The Faux Suede Roman Blind from 247 Blinds is a made-to-measure Roman available in 17 colourways from £18.51. The appeal of the range sits in the fabric surface - a faux-suede finish gives a slightly napped, softly textured appearance that reads more richly than a plain polyester, without the care complications or price premium of actual suede or velvet. The range covers a wide spread of colours from austere neutrals through to saturated brights.

Who it suits

Roman blinds in a textured fabric like this are a natural choice for living rooms, sitting rooms, and bedrooms where the window treatment is meant to contribute to the room's character. The soft folds of a Roman and the surface quality of a faux-suede weave both lean decorative rather than utilitarian.

The opacity of the Faux Suede is not stated, so if light control is a primary requirement - for a child's bedroom, for a bedroom where you need to sleep during daylight, or for a home cinema - confirm the fabric's light-filtering grade with 247 Blinds before ordering. A Roman blind in a heavier textured fabric will block more light than a lightweight polyester, but without an independent opacity test it is not possible to say whether it qualifies as dimout or blackout.

The faux-suede fabric and the Roman format are both unsuited to bathrooms or kitchens. Moisture, steam, and grease are problematic for fabric Romans generally; an aluminium or faux-wood venetian, or a wipe-clean roller fabric, is a more appropriate choice in rooms where those conditions apply.

The colours

17 colours available

The sixteen colourways span three distinct groups. The neutrals - Natural, Parchment, Latte, Mocha, White - give the more understated options, ranging from warm off-white through to mid-brown. The greens and teals - Duckegg, Olive, Bottle Green - offer a naturalistic accent group that works well in rooms with earthy or botanical schemes. The bolder end of the range includes Aubergine, Brick, Navy, Black, Charcoal, Purple, Red, and Pastel Pink, covering most of the primary and jewel-tone ground. There is a useful spread here between colourways that will sit quietly in a neutral room and those that will carry the window as a focal point. No variants are listed as premium, so the from-price applies across all sixteen colourways.

Price by your dimensions

Enter your window size. We round up to the next standard size, which matches how the retailer actually quotes you.

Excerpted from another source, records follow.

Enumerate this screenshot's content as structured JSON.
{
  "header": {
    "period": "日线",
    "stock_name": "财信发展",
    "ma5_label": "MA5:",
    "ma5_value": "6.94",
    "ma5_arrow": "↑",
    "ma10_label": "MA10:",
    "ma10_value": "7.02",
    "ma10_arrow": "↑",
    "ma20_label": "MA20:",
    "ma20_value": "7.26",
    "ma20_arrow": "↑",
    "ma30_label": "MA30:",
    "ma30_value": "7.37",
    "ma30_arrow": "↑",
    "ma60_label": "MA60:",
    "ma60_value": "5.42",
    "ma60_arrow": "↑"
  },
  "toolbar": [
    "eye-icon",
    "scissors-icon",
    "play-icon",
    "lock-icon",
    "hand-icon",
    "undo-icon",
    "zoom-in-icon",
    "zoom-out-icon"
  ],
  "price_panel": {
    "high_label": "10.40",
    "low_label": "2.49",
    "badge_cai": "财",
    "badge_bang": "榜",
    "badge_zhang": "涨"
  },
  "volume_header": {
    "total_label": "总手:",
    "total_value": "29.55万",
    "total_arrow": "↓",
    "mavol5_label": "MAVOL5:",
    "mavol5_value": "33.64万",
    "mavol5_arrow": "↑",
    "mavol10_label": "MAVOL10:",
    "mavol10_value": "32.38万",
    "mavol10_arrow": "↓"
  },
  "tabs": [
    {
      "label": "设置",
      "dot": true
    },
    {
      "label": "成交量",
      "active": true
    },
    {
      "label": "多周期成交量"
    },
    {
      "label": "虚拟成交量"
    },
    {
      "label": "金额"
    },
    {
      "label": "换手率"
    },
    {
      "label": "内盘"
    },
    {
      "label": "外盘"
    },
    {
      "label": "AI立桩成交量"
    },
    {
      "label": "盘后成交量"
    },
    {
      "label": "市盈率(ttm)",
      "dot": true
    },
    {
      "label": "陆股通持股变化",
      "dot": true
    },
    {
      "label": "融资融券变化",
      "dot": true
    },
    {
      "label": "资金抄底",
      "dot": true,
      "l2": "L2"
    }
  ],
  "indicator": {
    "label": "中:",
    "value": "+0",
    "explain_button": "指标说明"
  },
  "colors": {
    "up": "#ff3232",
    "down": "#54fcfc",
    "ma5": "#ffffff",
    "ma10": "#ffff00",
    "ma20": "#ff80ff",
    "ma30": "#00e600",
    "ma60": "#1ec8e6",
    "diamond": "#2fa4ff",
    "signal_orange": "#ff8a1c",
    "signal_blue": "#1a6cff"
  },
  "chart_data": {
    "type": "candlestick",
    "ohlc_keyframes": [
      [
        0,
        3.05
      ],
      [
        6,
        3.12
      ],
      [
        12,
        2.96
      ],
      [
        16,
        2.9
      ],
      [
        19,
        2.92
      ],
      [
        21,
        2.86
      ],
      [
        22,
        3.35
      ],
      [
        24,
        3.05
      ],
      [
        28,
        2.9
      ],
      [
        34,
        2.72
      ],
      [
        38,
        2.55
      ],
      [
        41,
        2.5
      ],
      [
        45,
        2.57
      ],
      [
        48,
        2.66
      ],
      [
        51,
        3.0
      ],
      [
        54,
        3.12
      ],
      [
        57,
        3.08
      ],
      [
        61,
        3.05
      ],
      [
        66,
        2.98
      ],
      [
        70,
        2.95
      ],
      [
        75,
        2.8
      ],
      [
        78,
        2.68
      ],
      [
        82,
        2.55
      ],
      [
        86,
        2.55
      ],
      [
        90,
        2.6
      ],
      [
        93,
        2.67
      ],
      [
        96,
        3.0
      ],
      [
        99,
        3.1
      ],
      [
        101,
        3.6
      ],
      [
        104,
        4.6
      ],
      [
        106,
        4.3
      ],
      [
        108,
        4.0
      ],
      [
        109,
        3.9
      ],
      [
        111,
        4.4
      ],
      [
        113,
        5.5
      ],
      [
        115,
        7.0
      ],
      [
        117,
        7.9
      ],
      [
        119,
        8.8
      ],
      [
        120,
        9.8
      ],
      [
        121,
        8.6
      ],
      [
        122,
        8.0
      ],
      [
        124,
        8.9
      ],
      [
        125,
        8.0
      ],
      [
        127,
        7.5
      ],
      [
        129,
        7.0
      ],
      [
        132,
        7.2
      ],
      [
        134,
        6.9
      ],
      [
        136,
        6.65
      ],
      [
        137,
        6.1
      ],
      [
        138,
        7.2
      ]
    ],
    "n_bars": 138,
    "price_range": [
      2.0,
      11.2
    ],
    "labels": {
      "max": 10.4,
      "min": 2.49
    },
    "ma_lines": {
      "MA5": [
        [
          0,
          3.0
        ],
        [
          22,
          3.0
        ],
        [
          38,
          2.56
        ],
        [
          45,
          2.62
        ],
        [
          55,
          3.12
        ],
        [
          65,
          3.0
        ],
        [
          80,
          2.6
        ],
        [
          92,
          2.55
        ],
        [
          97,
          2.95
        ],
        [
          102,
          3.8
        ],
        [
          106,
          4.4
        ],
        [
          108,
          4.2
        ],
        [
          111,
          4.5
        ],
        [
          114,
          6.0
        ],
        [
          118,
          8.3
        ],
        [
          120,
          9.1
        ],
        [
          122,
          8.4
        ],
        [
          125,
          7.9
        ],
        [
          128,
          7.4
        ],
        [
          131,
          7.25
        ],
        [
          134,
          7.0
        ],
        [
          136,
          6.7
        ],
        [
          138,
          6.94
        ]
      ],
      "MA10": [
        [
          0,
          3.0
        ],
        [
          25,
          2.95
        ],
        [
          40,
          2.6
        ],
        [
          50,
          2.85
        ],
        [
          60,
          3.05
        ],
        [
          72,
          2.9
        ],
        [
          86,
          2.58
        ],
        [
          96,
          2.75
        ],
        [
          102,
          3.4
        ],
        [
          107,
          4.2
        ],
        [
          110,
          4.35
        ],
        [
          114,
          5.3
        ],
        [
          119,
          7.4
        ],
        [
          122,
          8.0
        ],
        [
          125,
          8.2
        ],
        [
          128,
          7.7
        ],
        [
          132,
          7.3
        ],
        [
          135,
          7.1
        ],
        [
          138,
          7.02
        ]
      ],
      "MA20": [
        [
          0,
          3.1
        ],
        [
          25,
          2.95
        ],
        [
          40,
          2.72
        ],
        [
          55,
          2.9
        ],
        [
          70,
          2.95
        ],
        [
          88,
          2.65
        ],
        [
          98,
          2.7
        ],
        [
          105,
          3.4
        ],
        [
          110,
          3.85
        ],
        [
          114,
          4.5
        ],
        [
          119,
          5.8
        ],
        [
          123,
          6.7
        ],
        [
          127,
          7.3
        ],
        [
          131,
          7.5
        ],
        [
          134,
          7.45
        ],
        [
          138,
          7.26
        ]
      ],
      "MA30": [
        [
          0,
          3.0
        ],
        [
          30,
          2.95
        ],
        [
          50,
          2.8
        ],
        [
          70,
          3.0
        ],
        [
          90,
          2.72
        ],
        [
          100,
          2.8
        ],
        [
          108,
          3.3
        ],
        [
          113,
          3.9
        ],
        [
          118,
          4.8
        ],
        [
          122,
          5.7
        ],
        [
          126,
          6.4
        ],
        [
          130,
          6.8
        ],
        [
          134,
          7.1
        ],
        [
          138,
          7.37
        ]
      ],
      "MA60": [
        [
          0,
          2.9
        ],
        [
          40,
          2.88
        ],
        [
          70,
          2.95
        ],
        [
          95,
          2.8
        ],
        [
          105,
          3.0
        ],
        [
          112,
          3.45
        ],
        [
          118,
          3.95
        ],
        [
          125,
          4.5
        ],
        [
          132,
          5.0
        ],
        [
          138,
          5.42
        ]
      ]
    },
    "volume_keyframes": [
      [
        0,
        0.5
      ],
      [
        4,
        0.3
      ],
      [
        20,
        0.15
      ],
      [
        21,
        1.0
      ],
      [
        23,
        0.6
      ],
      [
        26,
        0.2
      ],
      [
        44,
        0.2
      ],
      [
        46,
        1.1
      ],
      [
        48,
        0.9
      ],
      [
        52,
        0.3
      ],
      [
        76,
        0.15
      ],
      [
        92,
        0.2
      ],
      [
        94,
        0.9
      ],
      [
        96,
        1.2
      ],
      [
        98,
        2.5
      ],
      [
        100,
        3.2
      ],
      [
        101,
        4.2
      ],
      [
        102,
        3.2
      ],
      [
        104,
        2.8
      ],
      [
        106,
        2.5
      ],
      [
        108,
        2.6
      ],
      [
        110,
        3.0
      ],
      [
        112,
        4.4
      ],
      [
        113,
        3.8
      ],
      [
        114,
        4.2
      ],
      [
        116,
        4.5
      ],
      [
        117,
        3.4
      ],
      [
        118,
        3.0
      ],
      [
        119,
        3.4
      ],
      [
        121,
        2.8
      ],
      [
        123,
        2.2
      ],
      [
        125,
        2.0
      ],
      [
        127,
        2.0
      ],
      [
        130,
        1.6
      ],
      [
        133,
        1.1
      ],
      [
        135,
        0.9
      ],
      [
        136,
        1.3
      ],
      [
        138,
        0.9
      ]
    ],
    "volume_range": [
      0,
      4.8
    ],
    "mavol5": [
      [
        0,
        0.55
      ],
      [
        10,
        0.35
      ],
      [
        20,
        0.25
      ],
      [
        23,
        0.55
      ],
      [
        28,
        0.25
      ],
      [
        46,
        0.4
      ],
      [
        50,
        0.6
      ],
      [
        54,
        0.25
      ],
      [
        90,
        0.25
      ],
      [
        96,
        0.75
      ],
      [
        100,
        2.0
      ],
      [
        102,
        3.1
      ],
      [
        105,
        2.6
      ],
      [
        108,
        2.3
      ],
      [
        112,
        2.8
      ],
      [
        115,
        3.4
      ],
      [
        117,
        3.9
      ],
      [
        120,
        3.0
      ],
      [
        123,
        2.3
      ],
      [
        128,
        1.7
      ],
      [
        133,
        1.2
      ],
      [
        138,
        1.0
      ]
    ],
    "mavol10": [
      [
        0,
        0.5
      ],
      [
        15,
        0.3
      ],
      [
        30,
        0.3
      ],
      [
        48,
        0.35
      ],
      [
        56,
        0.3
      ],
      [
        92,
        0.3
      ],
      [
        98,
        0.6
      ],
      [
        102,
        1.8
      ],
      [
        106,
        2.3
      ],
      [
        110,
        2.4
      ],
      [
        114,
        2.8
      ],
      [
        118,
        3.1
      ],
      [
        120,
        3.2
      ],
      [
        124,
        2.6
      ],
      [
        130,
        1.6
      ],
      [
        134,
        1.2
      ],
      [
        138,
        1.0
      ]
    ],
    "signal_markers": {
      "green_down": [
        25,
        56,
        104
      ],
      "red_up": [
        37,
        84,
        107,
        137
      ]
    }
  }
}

The from-price is at the lower end for a made-to-measure Roman blind in a textured fabric, making this a reasonable option for larger rooms where running multiple blinds would otherwise push the total cost up quickly. Pricing scales with width and drop, so the from-price applies to the smallest available size; use your actual measurements to establish what the blind will cost at your window dimensions.

How it compares

The faux-suede finish is what distinguishes this range from a standard plain-weave Roman. If the texture doesn't matter to you and you are primarily after a plain coloured Roman at a low price, a standard polyester Roman will typically be available at comparable or lower prices across the same or broader colour ranges. If texture is the goal, the faux-suede finish is more cost-effective than going to a velvet or a heavyweight natural-fibre Roman, which will cost considerably more for a similar visual effect.

For rooms where blackout is the priority, a purpose-built blackout Roman with an opaque lining - or, more reliably, a blackout roller with a coated fabric - will outperform an unspecified-opacity textured Roman. Roman blinds in general do not give complete darkness even with a heavy fabric, because light enters around the edges of the stack. For pure light-blocking performance, a roller with side channels is a more reliable solution.